After many months, and much persistence, dealing with the disappointment of cancelled flights and the uncertainty of COVID, we’d managed to return to England. After spending five special weeks with family and friends we were finally at the entrance to the Channel Tunnel beside the sign welcoming us to ‘le shuttle’. Even then, we were unsure that French immigration, which you pass through in England, would permit us entry to France; us, in our French registered car, with British passports and American Vaccination cards. Despite having completed all the forms for our vaccinations to be recognized by the French ‘Pass Sanitaire’ (required to enter all restaurants and many buildings in France) we hadn’t yet received the necessary paperwork back. So it was with considerable trepidation I handed over our documents to the Border Control officer. Like most of his breed he didn’t speak. With a thumping heart I watched nervously as he scowled at our passports, brandishing his stamp to thump it down on an open page before glancing at our vaccine cards and passing it all back to me and then wave us on. We breathed a sigh of relief, had they really let us in, might we really be able to return to our fairy-tale village of Lourmarin?

As we followed the line of obedient looking traffic driving onto ‘Le Shuttle’, we half expected that someone might stop us, it didn’t seem possible that we really were finally headed to France.

Barely forty minutes later we were disembarking and following the signs for the A26 autoroute, we were heading south.

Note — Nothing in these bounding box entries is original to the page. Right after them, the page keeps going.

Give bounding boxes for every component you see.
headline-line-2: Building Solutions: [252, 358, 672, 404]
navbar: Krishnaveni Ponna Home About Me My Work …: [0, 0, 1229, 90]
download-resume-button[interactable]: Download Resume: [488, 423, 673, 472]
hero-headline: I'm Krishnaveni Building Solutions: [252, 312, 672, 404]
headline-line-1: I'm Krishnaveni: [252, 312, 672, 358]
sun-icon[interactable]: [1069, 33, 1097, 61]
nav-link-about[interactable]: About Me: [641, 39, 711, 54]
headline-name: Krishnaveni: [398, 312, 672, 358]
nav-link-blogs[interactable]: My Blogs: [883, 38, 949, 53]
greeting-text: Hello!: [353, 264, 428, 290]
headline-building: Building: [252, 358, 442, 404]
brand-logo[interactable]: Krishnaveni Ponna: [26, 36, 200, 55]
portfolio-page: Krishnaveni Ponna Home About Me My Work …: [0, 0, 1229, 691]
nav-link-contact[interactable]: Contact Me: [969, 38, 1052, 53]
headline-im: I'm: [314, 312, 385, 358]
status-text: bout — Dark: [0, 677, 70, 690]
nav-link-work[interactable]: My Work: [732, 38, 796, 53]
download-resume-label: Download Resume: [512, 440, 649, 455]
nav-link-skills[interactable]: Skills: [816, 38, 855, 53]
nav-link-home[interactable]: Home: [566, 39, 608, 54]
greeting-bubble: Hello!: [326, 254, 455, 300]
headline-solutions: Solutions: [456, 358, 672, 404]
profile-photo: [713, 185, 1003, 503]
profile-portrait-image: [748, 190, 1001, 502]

Within a few hours we were walking the ramparts of the fortified little town of Langres, a convenient halfway point, just north of Dijon, where we’d booked to spend the night.

Chosen purely for its location, I cannot take any credit for knowing Langres would be so charming. As much of a francophile as I am, not all french towns are this appealing. It felt like the powers of internet searching had deliberately directed me here to welcome us back France, selecting this delightful little town with its pale, shuttered buildings, steeped in history and a beautiful, 12th century cathedral; Cathédrale Saint-Mammès de Langres.

Most fascinating of all, we discovered Langres was the birth place of the 18th century French philosopher, Denis Diderot, the co-founder of the encyclopedia!

Diderot smiled down on us as we sat and sipped an apéro before dinner. Surrounded by the lilting sounds of French voices we allowed ourselves to become immersed once more in the ambience of France, still scarcely believing we were really there.

And then the following day, 350 miles further south, when I next looked though my camera lens, my vision a little blurry, it was to capture the storybook village we’d waited so long to return to. Lourmarin, basking in the late afternoon Provençal patiently waiting for us, unchanged and enchanting as ever.

After we’d dispersed all of our luggage in our little house, Maison des Cerises, we strolled down our sun-kissed street, Rue du Grand Pré.

Lourmarin was bustling, village life seemed to have resumed its normal dance as if nothing had ever happened.

We sat down outside Café Gaby, one of our favorite spots in the village Marc, its owner greeted us like long lost friends; “ça va?” he beamed at us, “Oui” we nodded “et tu?”

And as we sat and watched the world go by everything was just as we remembered, just as it should be.

We returned back up our street and as various shop owners nodded and smiled in recognition, it felt like we belonged.

A little later, we watched the evening shadows settle on the buildings opposite our terrace, listening as the church bells told us the time.

And later still, having nibbled pizza in the village, we wandered the streets amidst the twinkling lights and sound of laughing voices.

We were back, back in Lourmarin, the beguiling little corner of the Luberon in Provence we call home, for part of the year at least, and we couldn’t be happier.